For the sake of argument, I've drawn a map of what it might look like in Central London. Central London is the main problem, as buses in the suburbs tend to be happier to stick to one main arterial road, and the routes I've drawn would more or less continue down the arterials on which they leave Central London. I would expect the result of a serious analysis of how you'd implement such a network to be pretty similar.
Google Maps Link
Note that routes are x-series, e.g. 5 series, meaning that I'd envisage buses on a common route all having the same number to start with, with another number representing different routes they might take much further out in the suburbs - 50, 51, 52, etc.
So, supposing that you wanted to get from King's Cross station (The cluster of National Rail stations in the top-centre) to Hyde Park Corner (in the centre-left where Green Park and Hyde Park almost touch). You'd take the Bright green 17 series (170, 171, etc.) until Theobalds Road, where you'd take the 3 series (30, 31, etc.) to Hyde Park Corner. That, I'm sure you will agree, was really easy to work out from the map. You could simultaneously build up an idea of the layout of main roads in London and the buses that run along each, so that in no time at all you could spontaneously work out how to get anywhere in the city.

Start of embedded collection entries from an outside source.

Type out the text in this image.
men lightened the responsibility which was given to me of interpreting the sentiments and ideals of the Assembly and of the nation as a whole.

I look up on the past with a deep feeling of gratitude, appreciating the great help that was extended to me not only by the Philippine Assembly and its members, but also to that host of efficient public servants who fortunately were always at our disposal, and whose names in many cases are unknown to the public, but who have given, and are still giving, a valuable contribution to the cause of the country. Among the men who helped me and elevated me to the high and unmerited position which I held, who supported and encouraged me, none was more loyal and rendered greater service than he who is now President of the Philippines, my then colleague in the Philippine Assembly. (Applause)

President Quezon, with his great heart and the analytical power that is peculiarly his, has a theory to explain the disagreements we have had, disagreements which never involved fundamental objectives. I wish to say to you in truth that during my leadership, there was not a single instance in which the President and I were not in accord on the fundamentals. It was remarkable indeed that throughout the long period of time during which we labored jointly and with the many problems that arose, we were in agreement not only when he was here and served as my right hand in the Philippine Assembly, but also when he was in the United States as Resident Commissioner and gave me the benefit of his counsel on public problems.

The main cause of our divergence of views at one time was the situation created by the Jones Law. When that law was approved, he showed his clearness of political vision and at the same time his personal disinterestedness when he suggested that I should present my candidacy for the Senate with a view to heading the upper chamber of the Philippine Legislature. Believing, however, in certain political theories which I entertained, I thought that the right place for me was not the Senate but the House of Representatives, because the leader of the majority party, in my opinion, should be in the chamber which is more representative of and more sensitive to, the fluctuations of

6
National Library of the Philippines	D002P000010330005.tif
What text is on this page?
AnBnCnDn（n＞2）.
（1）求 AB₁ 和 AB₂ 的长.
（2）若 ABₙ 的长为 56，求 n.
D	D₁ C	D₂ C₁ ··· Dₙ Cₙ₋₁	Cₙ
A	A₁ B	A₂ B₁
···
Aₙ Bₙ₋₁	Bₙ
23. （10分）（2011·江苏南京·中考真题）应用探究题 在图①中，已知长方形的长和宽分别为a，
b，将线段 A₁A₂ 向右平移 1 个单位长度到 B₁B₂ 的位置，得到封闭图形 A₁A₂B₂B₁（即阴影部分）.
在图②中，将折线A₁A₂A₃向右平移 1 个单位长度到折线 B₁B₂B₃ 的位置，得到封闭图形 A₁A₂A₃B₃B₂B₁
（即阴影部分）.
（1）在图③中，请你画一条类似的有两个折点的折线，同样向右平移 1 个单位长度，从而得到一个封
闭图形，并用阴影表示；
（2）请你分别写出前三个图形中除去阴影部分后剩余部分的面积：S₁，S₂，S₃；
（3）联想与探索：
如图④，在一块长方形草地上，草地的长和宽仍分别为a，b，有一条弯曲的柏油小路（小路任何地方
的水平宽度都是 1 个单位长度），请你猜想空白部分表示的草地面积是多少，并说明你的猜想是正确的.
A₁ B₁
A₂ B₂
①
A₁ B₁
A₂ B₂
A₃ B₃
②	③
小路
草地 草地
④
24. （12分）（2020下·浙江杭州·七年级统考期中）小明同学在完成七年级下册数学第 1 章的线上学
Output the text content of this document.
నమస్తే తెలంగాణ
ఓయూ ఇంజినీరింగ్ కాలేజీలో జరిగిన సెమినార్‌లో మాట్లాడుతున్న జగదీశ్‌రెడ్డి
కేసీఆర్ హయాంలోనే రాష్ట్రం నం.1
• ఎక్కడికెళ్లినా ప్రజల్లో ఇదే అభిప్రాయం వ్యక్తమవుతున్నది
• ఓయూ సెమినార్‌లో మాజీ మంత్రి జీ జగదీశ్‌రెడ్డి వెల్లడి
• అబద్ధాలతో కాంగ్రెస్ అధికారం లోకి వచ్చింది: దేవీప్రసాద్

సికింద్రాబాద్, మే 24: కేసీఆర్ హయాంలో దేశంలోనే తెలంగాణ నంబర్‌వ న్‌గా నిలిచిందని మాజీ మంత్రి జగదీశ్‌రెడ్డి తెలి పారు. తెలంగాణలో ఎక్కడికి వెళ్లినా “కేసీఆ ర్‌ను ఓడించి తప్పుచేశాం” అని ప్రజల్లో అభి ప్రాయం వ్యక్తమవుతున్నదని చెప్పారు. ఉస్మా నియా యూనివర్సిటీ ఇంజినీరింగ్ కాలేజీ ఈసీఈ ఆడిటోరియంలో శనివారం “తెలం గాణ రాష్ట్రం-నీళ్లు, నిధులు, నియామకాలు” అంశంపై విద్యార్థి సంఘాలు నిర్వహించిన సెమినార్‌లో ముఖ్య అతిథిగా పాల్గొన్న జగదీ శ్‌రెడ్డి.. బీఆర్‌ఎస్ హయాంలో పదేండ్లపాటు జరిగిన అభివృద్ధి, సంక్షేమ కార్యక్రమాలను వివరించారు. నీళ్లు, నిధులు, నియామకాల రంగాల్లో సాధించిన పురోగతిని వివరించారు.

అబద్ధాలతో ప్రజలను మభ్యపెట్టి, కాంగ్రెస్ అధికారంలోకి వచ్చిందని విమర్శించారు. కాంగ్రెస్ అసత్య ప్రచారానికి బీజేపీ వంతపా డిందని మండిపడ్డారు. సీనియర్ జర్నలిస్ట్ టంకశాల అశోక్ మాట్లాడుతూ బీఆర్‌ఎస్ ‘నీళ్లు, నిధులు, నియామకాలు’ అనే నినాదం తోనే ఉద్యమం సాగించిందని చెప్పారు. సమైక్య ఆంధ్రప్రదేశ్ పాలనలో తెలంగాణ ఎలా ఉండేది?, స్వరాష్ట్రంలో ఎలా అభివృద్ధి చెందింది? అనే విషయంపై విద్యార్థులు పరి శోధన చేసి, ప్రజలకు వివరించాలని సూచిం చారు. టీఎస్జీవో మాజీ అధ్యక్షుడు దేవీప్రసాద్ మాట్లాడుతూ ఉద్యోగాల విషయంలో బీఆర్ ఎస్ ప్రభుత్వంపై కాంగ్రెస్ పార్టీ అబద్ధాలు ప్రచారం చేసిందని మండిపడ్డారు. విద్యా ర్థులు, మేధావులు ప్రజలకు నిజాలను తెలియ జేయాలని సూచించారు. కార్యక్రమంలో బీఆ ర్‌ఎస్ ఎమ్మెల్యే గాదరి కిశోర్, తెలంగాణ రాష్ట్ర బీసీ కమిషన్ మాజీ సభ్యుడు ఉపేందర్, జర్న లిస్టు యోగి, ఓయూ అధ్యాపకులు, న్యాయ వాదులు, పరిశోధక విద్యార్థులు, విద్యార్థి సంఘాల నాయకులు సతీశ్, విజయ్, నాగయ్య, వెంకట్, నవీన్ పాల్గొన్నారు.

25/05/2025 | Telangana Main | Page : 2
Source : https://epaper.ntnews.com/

Yes, this means you have to change instead of going direct. However, rather than waiting perhaps ten minutes for a direct bus, the simplified lines could run about every two minutes, replacing the huge numbers of routes the map showed running on each road. This means a maximum four minute wait in total, making for less time spent waiting even if buses found themselves bunched together and you had to wait slightly longer.
So, in summary, London clearly demonstrates that simplicity has a universal appeal, even when you are providing high frequency on your complicated network:
- Frequency is always better on a simple network - up to the point at which you don't really have to think about waiting at all, which London would be able to provide.
- Particularly on the constrained road networks in European cities, avoiding turns is useful.
- Simple networks are easy to understand, good for both newcomers and locals that want to expand the range of places they go to.
- Potentially, simple networks could help avoid the downward spiral of usage that starts when you cut frequency and thus make public transport less convenient.